An 1877 Hopkins Atlas of Baltimore County shows Pleasant Valley Road and a bridge crossing to Pleasant Valley Station. An 1898 G. W. Bromley map also shows the road and crossing.
1877 Hopkins Map of Baltimore County
1877 Hopkins Map showing Pleasant Valley Station and Road and the bridge crossing.

Unfortunately, the railroad and its station and the town declined in the late 1890s. Today, the North Central Railway is a popular hike and bike trail. A marker where the Pleasant Valley Station was once located reads, in part, as follows:
Pleasant Valley, roughly half a mile north of Monkton, was a 19th Century railroad settlement, built around mining operations. The settlement is mentioned by name in Civil War records of 1864. It is shown in the 1877 Hopkins Atlas, which indicates buildings, a bridge over the Gunpowder Falls, and a road leading west to Hereford.
The village was established to mine ore and soapstone. The iron ore deposits, like others along the railroad as such points as Glencoe, Padonia, and Lutherville, were worked in the early 1860s because of the proximity to the Ashland Iron Furnace. By 1864 this furnace had changed over to anthracite fuel because of the easy access to coal transported by the Northern Central Railroad and could produce more pig iron, requiring new sources of ore. Pleasant Valley soapstone was used in minor quantities by the mills, foundries, and other industries along the railroad.
By the late 1870s Pleasant Valley had become a compact village containing a railroad station, small houses, a tavern, and a hotel known as the "Rat Trap." The town was dropped from the train schedules in the 1890s and declined rapidly; by the early 1900s Pleasant Valley, the bridge, and Hereford road [aka Pleasant Valley road] had disappeared from official maps. The iron ore and soapstone veins had depleted, and their markets also disappeared.
Today Pleasant Valley exists only as a few crumbling remains which can be seen from the NCR Trail. The foundation of the "Rat Trap" hotel, along with a few iron headboards, other stone foundations, bridge abutments and a spring head are all that remain.
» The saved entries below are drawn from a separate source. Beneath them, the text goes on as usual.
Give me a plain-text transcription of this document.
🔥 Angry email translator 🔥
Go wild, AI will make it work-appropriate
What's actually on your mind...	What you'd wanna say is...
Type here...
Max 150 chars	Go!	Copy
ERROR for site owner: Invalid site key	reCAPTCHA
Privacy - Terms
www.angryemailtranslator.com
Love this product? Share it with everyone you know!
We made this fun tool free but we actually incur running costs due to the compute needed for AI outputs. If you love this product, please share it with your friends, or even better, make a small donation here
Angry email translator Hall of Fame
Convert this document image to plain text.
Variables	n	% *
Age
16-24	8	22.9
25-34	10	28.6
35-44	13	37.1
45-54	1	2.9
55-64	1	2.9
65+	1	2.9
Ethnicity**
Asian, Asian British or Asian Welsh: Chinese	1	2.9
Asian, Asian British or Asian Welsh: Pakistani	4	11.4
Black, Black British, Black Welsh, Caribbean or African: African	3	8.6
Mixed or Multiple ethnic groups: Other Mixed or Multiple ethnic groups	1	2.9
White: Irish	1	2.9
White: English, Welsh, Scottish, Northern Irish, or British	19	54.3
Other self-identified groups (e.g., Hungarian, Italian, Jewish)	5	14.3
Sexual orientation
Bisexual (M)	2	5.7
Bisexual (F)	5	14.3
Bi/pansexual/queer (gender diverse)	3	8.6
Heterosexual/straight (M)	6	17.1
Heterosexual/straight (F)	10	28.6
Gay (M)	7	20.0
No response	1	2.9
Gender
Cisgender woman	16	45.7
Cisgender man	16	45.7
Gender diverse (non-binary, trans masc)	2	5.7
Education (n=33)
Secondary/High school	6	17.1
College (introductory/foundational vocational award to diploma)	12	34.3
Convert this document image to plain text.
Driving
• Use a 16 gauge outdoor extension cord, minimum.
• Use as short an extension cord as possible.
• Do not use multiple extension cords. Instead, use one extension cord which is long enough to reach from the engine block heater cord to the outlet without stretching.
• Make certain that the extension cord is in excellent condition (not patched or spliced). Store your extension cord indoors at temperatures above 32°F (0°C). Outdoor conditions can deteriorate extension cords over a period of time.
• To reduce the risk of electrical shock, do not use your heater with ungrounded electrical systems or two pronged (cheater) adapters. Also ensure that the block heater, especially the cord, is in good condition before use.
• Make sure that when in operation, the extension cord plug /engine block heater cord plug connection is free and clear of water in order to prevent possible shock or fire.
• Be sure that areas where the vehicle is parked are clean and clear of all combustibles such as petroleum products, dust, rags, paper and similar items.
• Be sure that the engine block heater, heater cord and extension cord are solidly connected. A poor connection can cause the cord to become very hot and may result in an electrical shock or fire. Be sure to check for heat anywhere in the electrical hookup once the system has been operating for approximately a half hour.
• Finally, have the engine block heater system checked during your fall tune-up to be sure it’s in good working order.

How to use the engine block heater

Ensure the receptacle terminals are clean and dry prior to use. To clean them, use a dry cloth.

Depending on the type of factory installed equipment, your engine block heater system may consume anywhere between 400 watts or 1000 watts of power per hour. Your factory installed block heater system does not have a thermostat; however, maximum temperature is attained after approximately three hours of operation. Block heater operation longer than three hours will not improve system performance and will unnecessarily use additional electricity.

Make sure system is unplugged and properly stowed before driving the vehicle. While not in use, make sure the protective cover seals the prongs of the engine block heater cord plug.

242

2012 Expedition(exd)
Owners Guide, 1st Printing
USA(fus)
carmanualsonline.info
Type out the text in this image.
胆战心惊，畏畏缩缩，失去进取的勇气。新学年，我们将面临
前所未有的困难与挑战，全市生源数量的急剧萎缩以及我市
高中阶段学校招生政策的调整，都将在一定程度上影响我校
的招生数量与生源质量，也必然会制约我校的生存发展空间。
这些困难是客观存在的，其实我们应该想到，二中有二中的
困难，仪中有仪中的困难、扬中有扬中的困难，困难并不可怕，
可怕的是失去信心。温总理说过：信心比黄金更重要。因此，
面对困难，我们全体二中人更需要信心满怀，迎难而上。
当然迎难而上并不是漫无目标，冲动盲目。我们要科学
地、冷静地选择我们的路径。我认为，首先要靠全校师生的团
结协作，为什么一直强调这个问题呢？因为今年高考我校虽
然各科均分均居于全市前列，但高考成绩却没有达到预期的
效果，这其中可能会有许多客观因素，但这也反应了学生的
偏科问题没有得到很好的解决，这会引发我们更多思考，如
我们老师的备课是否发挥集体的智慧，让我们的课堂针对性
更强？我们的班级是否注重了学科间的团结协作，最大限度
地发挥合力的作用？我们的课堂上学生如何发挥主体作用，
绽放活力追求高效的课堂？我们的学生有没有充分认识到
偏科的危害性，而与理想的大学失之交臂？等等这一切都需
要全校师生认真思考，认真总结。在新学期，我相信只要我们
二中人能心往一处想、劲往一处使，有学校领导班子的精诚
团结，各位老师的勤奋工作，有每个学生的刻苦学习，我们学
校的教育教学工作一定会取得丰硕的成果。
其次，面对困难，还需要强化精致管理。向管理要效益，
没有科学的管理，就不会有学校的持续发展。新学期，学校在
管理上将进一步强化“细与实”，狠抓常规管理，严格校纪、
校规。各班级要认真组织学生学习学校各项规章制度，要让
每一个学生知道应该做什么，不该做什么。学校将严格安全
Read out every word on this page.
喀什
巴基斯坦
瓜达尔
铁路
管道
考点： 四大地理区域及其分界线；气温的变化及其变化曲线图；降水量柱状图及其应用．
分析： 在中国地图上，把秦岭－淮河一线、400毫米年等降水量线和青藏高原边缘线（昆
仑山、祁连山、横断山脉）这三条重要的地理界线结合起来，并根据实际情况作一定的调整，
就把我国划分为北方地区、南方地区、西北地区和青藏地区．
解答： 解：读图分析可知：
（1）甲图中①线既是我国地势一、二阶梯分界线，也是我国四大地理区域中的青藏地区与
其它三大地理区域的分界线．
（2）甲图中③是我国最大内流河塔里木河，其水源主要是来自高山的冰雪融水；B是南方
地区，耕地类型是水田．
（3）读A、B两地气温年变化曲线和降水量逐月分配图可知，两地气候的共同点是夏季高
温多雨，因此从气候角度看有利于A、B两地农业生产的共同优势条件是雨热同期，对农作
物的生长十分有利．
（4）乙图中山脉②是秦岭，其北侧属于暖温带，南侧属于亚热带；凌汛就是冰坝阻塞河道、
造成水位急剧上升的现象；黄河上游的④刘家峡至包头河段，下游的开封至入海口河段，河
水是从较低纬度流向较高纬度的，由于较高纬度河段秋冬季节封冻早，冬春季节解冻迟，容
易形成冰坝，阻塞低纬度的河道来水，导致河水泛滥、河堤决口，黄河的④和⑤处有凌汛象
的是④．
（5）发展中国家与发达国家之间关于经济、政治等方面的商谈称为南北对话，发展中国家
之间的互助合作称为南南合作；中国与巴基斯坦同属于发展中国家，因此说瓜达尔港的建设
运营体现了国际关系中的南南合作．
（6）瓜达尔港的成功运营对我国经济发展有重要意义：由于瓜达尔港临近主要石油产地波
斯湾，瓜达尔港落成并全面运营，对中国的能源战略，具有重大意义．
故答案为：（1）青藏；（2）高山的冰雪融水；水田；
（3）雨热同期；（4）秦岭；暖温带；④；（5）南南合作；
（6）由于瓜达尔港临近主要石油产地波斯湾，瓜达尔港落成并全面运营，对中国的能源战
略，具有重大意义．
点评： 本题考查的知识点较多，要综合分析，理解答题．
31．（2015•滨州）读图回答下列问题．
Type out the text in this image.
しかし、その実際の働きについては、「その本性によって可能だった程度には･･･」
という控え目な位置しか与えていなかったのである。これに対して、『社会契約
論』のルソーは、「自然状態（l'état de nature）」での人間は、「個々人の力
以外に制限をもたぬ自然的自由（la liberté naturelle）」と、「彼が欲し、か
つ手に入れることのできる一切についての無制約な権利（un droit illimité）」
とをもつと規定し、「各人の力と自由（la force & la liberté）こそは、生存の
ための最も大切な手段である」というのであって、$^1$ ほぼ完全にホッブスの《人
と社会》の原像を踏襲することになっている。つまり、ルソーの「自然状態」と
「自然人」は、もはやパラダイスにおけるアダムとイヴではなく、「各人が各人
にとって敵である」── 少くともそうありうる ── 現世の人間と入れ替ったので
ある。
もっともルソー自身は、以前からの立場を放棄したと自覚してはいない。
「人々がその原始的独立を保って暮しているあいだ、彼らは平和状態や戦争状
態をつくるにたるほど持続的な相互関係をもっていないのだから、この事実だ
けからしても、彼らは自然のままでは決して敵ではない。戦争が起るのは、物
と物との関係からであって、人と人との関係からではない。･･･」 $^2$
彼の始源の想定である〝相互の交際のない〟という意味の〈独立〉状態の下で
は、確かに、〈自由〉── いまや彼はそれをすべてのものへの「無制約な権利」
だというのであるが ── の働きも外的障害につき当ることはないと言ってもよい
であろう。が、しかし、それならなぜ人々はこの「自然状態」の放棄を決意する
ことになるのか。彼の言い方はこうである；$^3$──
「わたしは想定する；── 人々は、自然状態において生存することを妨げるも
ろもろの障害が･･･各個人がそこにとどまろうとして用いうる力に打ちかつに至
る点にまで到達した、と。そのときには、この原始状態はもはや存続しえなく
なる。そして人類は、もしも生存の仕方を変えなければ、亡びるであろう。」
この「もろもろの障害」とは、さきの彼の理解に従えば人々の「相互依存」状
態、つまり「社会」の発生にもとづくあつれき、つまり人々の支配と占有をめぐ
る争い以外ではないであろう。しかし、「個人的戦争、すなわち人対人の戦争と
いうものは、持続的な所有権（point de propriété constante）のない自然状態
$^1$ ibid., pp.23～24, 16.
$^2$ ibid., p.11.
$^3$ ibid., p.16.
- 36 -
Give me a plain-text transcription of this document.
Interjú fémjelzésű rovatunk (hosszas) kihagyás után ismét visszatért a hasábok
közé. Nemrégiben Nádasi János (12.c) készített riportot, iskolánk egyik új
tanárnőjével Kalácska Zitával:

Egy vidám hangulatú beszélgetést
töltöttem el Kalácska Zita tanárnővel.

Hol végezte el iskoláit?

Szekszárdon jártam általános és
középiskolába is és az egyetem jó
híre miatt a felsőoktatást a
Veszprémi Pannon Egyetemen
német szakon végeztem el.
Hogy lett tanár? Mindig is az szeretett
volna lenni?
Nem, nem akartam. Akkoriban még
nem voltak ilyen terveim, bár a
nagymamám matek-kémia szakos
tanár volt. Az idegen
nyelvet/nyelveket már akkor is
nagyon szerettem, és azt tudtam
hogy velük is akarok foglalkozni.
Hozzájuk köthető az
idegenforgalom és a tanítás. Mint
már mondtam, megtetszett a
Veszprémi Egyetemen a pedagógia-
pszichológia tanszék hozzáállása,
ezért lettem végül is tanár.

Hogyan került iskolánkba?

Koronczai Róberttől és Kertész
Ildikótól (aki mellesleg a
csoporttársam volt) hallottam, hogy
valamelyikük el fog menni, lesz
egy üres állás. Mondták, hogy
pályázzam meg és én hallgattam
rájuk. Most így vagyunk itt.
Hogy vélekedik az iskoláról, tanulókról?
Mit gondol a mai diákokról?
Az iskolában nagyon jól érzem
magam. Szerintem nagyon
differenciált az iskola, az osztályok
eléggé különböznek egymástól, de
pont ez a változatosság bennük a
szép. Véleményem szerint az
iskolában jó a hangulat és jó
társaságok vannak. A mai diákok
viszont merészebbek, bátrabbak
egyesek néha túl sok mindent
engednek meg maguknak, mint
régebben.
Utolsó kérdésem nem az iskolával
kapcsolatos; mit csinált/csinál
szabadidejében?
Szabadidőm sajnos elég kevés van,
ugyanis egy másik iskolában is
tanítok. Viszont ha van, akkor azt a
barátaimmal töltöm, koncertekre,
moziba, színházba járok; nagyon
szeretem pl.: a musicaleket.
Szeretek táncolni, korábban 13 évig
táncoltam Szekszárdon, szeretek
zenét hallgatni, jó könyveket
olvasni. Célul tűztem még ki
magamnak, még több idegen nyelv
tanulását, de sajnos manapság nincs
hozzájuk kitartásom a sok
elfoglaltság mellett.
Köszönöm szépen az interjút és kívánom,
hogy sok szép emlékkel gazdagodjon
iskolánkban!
Pleasant Valley Bridge West Abutment Pleasant Valley Bridge East Abutment
Pleasant Valley Covered Bridge west side abutment. View is looking west from east side abutment on east side of Gunpowder Falls. Taken March 8, 2014. Pleasant Valley Covered Bridge east side abutment. View is looking south from the nw corner of the east side abutment on east side of Gunpowder Falls. Taken March 8, 2014.